(Montréal) Le VIH constitue dès les premiers jours de l’infection des « réservoirs » où il ira se cacher, empêchant les trithérapies de l’éradiquer complètement, a démontré pour la première fois une équipe de recherche montréalaise.

Cette découverte permet de mieux comprendre à quel moment et de quelle manière le virus constitue ces réservoirs qui assurent sa survie.

L’équipe du chercheur Nicholas Chomont, du Centre de recherche du CHUM, a révélé qu’une petite fraction du virus s’intègre dans le génome des lymphocytes T CD4+ lors de la phase aiguë de l’infection, à savoir dès les premières semaines.

Le virus ne se réplique pas à l’intérieur de ces lymphocytes, qui sont pourtant responsables d’activer la défense du corps humain contre les infections, ce qui lui permet d’échapper à toute détection.

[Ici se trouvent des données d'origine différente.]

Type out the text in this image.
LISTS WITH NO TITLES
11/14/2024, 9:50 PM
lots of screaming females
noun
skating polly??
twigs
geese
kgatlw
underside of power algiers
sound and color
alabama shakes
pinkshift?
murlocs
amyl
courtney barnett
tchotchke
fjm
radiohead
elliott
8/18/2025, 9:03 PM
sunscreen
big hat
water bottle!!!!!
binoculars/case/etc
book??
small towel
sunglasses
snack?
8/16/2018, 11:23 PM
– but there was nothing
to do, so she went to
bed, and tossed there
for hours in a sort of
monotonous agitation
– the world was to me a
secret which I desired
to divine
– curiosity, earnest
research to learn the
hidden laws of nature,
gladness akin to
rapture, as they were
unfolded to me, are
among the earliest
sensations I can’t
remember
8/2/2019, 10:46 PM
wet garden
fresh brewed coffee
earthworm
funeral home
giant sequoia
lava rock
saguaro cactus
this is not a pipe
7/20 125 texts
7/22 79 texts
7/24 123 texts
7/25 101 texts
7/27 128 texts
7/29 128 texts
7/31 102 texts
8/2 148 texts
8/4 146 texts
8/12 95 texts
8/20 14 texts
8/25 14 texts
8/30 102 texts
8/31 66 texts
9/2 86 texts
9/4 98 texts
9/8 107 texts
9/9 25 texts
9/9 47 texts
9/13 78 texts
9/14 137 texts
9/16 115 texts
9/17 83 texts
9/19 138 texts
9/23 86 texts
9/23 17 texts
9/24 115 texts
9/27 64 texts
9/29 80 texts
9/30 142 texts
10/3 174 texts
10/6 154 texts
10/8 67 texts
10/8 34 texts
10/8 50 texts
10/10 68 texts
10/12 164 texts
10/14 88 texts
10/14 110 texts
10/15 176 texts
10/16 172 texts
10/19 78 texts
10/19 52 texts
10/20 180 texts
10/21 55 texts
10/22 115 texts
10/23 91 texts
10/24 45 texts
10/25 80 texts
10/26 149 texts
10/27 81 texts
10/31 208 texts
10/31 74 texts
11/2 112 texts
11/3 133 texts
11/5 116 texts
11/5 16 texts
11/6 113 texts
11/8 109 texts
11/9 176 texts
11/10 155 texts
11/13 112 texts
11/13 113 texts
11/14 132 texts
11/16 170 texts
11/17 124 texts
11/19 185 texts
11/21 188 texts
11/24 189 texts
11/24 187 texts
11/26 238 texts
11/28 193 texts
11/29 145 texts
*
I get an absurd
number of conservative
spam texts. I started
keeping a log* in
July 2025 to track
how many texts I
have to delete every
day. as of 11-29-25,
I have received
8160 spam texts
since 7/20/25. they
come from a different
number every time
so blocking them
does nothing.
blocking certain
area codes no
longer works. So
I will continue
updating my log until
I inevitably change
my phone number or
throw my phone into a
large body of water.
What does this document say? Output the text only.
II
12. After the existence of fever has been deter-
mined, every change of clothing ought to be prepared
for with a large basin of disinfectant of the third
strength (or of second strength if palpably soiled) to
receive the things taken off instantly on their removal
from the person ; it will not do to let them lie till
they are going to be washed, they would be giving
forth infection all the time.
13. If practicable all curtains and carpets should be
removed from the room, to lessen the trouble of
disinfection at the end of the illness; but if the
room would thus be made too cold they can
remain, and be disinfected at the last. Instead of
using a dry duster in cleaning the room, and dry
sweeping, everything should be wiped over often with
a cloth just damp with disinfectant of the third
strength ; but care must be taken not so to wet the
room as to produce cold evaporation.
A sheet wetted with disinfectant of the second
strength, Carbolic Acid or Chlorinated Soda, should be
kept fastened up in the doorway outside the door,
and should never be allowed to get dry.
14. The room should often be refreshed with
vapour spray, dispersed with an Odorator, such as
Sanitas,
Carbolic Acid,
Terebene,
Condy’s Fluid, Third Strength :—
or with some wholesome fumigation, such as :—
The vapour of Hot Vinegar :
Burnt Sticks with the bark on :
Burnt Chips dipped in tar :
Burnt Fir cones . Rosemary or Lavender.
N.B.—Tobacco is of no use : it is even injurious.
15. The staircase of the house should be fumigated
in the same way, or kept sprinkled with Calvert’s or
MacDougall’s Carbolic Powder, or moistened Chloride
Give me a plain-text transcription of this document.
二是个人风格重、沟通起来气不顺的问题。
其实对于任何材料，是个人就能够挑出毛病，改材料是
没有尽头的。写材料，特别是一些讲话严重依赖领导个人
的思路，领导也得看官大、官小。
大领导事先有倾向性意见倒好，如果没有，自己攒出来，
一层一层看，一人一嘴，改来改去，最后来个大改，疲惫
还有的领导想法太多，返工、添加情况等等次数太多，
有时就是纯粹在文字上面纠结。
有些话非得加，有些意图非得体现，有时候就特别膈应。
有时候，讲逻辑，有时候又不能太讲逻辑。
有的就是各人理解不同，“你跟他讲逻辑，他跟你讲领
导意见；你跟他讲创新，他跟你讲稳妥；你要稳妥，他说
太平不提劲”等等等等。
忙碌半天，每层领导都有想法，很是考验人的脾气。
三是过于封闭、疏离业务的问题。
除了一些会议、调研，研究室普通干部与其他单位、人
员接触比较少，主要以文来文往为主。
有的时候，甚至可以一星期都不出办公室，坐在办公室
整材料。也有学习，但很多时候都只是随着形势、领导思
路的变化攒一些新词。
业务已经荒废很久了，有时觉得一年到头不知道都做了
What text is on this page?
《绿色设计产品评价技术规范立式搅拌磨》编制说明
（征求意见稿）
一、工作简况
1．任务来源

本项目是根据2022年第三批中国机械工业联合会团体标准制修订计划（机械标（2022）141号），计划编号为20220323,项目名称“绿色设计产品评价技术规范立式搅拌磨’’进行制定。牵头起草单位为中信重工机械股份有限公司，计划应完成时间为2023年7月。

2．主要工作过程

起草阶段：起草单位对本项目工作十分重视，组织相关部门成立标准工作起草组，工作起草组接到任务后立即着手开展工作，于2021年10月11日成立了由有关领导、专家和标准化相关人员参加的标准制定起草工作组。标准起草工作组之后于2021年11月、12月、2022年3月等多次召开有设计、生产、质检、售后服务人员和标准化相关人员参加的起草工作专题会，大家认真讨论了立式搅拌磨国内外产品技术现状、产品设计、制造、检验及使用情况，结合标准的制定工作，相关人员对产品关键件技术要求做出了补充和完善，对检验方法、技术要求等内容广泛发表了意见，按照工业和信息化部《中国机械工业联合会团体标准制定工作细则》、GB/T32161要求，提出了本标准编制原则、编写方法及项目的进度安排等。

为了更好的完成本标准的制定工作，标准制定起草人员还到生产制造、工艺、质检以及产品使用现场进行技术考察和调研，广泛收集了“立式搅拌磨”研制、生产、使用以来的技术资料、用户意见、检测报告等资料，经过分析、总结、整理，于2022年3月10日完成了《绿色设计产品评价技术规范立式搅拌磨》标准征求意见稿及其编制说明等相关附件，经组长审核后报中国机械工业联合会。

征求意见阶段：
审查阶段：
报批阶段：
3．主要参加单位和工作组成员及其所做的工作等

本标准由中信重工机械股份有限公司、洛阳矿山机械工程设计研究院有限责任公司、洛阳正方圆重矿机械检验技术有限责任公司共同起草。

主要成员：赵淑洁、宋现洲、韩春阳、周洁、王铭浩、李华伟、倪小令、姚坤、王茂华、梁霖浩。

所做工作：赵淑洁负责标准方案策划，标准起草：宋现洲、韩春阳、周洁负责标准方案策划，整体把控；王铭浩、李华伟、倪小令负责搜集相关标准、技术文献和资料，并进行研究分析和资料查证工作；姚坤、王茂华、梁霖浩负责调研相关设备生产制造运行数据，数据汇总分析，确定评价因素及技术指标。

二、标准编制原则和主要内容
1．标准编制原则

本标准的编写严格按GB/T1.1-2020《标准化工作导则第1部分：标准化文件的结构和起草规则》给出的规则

C’est la première fois que ce phénomène est mesuré chez l’humain. On l’avait jusqu’à présent uniquement vu dans des modèles animaux de la maladie.

Cette découverte, a dit M. Chomont, est importante « pour essayer de comprendre comment on peut essayer de bloquer ce phénomène ».

« Si on identifie mieux les cellules que le VIH infecte au tout début, ça peut conduire à la mise au point de traitements pour limiter la dissémination du virus, c’est-à-dire améliorer encore les trithérapies en les rendant plus efficaces dès le début, a précisé M. Chomont. Et puis ça peut aussi nous aider à mieux comprendre comment ces réservoirs s’établissent et donc à empêcher leur établissement. »

Les chercheurs ont constaté que pendant les sept premiers jours de l’infection, le nombre de lymphocytes T CD4+ atteints par le virus passe de 10 à 1000 cellules par million de lymphocytes T CD4+, ce qui témoigne de la dissémination extrêmement rapide du VIH.

Les scientifiques savent depuis un bon moment que les cellules du système immunitaire sont la cible privilégiée du VIH. Ces cellules ne sont toutefois pas toutes identiques, et c’est là que leurs travaux leur réservaient des surprises.

On pensait jusqu’à présent que des cellules appelées cellules folliculaires, qui se trouvent dans les ganglions et qui contribuent grandement à la réplication du VIH, comptaient parmi les toutes premières cibles du virus.

« Ce n’est pas du tout ça, a expliqué M. Chomont. Ces cellules apparaissent après l’infection, et après ça le virus les infecte. Mais au tout début de l’infection, ce ne sont pas ces cellules-là dans lesquelles il va aller se répliquer. »

Les trithérapies actuellement disponibles, ajoute-t-il, sont tellement efficaces qu’elles permettent de détruire 99,9 % du virus dans l’organisme, au point où l’espérance de vie de personnes infectées par le VIH est pratiquement identique à celle des gens en santé.

Ces réservoirs où le virus se terre en attendant qu’on lui donne la chance de revenir sont véritablement le dernier obstacle qui reste à surmonter pour vaincre la maladie, que ce soit en allant attaquer et détruire le virus dans sa cachette, ou encore en l’empêchant tout simplement d’aller se cacher quelque part au début de l’infection.

« Le but des trithérapies n’est pas d’empêcher le virus de s’endormir, c’est de l’empêcher de se répliquer », a précisé M. Chomont.

Certaines molécules actuellement disponibles pourraient empêcher le virus d’aller se cacher, mais il faudrait qu’elles soient administrées dès le début de l’infection pour mesurer leur efficacité. Cela implique évidemment un dépistage très rapide des nouveaux patients, ce qui est vraiment « une question politique et financière », a dit le chercheur.

En attendant, les lueurs d’espoir pour les patients porteurs du VIH sont nombreuses. En plus des travaux réalisés par M. Chomont et d’autres, la littérature scientifique a récemment témoigné d’un troisième patient qui a été « guéri » de son infection après une greffe de moelle osseuse.

Si une telle intervention n’est tout simplement pas envisageable pour soigner tout le monde, on sait aussi que deux femmes se sont débarrassées seules du virus, a rappelé M. Chomont.

« Ça ouvre de nouvelles pistes de recherche vraiment intéressantes parce qu’on ne pensait pas que le corps était capable de s’en débarrasser tout seul », a-t-il dit.

Les conclusions de cette étude ont été publiées par le journal médical Immunity.